Suppose to have an additive right exact functor $F: \mathcal A \rightarrow \mathcal B$ between Abelian categories and suppose that $F(A)=B$ for an object $A$ in $\mathcal A$. Denote with $D(\mathcal A)$, $D(\mathcal B)$the derived categories of chain complexes (if you want, bounded), and denote with $Q$ the localization functor.

Suppose that $F$ has a right total derived functor $\textbf R F: D(\mathcal A) \rightarrow D(\mathcal B)$. In general, I would not expect that $Q(B) \simeq (\textbf R F)(Q(A))$, when $F$ is not exact.

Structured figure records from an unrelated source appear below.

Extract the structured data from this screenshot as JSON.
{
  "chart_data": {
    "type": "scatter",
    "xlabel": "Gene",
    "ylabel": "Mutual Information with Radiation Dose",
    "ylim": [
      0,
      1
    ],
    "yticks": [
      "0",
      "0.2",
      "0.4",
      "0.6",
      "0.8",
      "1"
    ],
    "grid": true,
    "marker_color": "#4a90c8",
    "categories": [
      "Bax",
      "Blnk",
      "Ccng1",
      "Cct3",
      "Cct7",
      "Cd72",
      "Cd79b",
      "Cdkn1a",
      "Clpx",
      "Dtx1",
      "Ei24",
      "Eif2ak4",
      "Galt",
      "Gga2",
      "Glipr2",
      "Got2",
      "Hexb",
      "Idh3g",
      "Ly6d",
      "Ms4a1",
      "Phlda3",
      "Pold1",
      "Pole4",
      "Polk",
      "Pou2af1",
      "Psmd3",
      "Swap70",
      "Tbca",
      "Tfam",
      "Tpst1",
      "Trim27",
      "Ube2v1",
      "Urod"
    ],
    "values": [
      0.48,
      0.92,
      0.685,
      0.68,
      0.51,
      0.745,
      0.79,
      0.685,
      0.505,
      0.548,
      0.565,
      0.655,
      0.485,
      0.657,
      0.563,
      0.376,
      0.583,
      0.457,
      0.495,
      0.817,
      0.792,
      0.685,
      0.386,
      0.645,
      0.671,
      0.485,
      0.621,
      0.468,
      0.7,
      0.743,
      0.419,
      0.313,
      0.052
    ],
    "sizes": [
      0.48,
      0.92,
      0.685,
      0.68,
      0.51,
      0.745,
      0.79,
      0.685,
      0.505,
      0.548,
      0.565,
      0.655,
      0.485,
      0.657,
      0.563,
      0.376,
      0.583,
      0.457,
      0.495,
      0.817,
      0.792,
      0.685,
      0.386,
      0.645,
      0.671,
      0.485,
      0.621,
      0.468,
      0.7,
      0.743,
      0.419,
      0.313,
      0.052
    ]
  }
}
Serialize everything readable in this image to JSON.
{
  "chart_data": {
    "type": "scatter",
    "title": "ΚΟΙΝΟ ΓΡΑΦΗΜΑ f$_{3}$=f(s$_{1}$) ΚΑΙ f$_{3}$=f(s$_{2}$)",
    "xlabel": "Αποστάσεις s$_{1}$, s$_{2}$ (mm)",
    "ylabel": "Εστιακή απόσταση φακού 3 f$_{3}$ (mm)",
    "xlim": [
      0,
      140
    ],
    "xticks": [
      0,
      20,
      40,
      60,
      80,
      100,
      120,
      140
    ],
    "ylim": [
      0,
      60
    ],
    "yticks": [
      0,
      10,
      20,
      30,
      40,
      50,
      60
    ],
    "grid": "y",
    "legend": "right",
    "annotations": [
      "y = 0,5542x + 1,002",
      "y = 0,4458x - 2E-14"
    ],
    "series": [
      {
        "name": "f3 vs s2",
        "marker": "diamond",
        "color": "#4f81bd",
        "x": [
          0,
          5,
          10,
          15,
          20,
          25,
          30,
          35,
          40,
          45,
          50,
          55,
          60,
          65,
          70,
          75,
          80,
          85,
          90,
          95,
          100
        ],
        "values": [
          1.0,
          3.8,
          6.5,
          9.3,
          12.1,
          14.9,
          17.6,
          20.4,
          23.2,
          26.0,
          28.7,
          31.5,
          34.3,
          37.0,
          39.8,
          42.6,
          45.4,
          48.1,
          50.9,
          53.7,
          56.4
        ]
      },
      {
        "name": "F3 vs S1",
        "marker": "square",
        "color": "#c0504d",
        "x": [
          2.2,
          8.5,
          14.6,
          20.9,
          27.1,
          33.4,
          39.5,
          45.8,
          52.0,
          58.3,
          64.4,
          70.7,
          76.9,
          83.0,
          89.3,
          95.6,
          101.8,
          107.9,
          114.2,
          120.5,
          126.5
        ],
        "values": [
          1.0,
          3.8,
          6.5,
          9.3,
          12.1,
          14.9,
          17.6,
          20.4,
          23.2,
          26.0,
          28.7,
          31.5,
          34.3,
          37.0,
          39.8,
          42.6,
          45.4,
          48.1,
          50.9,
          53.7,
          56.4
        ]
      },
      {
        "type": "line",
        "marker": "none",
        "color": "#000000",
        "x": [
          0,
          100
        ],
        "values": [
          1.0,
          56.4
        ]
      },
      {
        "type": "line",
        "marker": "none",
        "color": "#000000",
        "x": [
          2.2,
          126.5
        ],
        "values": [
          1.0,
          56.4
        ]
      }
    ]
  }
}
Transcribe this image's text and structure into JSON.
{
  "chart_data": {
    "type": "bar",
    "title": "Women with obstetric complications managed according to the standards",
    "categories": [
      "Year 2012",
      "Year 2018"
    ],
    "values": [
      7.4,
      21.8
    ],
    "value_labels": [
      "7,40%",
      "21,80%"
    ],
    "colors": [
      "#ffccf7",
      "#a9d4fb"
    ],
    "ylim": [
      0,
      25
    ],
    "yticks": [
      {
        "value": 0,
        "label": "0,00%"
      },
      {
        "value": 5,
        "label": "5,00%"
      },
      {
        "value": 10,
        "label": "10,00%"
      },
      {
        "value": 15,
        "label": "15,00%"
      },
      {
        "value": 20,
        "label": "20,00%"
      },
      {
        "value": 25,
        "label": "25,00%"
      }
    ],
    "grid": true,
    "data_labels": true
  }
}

Then I can't understand why this fact seems to be used roundabout in some cases. To say, I am working on Examples 5.4 of Huybrecht's *Fourier-Mukai transform in algebraic geometry* and it seems to be used in the following argument:

Let $X$ a smooth projective variety, $p,q: X \times X \rightarrow X$ the two projections and $i: X \rightarrow X \times X$ the diagonal morphism. The structure sheaf $\mathcal O _\Delta$ of the diagonal is canonically isomorphic to $i_* \mathcal O _X$. Regarded as complexes concentrated in degree 0, $i_* \mathcal O _X$ and $ \mathcal O _\Delta$ define objects in $D^b(X)$ (the usual derived category of $X$). If $\mathcal E$ is any object in $D^b(X)$, the integral transform can be defined. Huybrechts write:

$\Phi_{\mathcal O _\Delta}(\mathcal E) = \textbf R p_* ( q^* \mathcal E \otimes^\textbf L \mathcal O _\Delta) = \textbf R p_* ( q^* \mathcal E \otimes^\textbf L \textbf R i_* \mathcal O _X)$

where $\mathcal O _\Delta = \textbf R i_* \mathcal O _X$ seems to be used ($q^*$ is not derived since $q$ is flat, hence $q^*$ is exact).